Department of Chemistry & Chemical Biology, Harvard University, 12 Oxford Street, Cambridge, Massachusetts 02138, United States.
Department of Chemistry, University of Utah, 315 South 1400 East, Salt Lake City, Utah 84112, United States.
J Am Chem Soc. 2020 Sep 2;142(35):14831-14837. doi: 10.1021/jacs.0c07043. Epub 2020 Aug 24.
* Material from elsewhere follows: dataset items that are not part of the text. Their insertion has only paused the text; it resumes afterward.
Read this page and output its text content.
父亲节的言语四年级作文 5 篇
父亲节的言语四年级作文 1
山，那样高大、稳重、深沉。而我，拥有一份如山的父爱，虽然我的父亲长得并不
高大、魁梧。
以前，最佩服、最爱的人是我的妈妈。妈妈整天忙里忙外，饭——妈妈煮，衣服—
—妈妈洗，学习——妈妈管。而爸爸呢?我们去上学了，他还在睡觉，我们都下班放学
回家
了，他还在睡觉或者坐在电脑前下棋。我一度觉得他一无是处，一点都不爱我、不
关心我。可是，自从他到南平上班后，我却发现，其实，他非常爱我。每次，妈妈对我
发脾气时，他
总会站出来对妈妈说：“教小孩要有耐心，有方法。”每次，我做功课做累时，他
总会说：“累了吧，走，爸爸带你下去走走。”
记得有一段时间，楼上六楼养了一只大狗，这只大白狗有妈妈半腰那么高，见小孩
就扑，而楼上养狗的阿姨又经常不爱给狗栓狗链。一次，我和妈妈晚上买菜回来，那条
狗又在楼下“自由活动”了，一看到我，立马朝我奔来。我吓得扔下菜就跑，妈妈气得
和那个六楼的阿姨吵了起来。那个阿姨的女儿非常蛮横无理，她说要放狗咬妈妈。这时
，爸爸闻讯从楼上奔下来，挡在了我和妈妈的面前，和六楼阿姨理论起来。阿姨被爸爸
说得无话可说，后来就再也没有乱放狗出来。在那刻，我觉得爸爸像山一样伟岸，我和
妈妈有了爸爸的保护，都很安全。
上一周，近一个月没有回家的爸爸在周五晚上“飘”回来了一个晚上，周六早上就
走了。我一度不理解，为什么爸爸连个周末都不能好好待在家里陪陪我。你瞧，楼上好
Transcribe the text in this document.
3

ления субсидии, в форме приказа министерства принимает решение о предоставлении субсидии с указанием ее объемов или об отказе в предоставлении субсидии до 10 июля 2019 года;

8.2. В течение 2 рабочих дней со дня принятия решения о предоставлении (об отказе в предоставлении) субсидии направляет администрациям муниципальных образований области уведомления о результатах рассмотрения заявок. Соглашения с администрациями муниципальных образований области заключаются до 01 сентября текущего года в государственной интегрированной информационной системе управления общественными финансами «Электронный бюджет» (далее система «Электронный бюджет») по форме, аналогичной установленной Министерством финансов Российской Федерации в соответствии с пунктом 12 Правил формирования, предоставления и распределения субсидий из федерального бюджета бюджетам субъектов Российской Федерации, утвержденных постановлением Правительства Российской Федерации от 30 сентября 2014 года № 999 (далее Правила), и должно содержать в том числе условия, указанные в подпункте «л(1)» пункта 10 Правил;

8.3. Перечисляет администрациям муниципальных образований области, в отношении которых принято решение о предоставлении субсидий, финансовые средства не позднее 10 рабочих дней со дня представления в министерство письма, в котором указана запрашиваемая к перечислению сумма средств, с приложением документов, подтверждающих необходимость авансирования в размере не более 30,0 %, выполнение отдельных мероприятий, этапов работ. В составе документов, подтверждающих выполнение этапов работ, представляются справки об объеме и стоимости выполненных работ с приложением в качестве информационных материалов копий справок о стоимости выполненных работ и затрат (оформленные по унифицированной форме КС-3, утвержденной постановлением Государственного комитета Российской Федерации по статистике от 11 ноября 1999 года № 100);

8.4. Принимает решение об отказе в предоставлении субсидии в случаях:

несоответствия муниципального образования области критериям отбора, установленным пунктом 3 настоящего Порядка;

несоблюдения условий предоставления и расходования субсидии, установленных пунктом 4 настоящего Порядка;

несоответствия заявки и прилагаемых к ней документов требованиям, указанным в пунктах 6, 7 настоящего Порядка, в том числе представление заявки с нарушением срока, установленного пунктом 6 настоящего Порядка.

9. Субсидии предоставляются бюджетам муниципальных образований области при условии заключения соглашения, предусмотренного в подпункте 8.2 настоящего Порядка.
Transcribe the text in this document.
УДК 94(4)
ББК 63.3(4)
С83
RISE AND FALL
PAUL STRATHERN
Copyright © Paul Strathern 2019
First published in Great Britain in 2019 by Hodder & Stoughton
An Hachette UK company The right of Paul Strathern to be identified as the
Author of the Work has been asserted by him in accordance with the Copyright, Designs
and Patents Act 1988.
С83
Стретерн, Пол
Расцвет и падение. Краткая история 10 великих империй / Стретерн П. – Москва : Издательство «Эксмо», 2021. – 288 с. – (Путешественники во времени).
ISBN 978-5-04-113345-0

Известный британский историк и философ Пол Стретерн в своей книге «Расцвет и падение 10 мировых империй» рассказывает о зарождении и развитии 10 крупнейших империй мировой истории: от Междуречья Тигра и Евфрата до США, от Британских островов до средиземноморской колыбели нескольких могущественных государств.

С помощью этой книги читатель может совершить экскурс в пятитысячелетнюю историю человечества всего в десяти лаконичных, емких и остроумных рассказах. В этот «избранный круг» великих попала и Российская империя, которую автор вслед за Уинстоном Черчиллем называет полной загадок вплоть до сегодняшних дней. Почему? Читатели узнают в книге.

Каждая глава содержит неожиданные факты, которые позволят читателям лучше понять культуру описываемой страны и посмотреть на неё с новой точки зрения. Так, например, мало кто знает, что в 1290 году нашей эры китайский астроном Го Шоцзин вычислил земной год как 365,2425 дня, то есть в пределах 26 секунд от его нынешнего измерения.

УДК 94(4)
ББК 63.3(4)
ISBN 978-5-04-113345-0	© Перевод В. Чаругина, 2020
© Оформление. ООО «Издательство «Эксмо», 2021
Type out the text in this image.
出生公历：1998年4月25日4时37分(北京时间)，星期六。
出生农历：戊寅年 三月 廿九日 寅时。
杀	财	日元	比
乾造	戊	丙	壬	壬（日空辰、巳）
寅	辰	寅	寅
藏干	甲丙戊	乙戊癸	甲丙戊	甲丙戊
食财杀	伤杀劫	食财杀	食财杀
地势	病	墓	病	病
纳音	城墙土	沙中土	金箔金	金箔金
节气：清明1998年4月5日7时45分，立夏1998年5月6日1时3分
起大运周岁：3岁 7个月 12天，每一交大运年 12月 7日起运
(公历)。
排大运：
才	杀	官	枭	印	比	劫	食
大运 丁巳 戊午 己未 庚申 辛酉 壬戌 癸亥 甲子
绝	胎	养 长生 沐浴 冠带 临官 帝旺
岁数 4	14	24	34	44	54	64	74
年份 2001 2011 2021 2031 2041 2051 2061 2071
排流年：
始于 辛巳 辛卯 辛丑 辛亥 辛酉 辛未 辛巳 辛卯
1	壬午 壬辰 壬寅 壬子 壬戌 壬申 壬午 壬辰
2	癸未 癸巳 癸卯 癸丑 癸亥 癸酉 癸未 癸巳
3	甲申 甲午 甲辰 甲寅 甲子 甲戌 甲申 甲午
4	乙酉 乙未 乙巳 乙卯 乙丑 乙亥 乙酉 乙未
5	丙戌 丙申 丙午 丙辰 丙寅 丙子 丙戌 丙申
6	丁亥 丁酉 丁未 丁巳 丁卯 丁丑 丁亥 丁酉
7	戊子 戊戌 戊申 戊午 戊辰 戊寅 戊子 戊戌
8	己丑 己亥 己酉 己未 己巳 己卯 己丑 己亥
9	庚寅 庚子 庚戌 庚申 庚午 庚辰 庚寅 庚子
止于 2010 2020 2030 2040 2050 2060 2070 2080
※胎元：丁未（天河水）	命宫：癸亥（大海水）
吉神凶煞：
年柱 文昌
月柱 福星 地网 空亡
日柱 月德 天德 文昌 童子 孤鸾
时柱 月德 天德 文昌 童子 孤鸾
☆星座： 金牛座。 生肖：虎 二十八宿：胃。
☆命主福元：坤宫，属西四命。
We report an iodoarene-catalyzed enantioselective synthesis of β,β-difluoroalkyl bromide building blocks. The transformation involves an oxidative rearrangement of α-bromostyrenes, utilizing HF-pyridine as the fluoride source and -CPBA as the stoichiometric oxidant. A catalyst decomposition pathway was identified, which, in tandem with catalyst structure-activity relationship studies, facilitated the development of an improved catalyst providing higher enantioselectivity with lower catalyst loadings. The versatility of the difluoroalkyl bromide products was demonstrated via highly enantiospecific substitution reactions with suitably reactive nucleophiles. The origins of enantioselectivity were investigated using computed interaction energies of simplified catalyst and substrate structures, providing evidence for both CH-π and π-π transition state interactions as critical features.
我们报告了一种碘芳烃催化的 β,β-二氟烷基溴化物砌块的对映选择性合成。该转化涉及α-溴代苯乙烯的氧化重排,利用 HF-吡啶作为氟源和-CPBA 作为化学计量氧化剂。确定了催化剂分解途径,结合催化剂结构-活性关系研究,促进了改进催化剂的开发,该催化剂在较低的催化剂负载下提供更高的对映选择性。通过与合适的反应性亲核试剂进行高度对映选择性取代反应,证明了二氟烷基溴化物产物的多功能性。使用简化的催化剂和底物结构的计算相互作用能研究了对映选择性的起源,为 CH-π 和 π-π 过渡态相互作用作为关键特征提供了证据。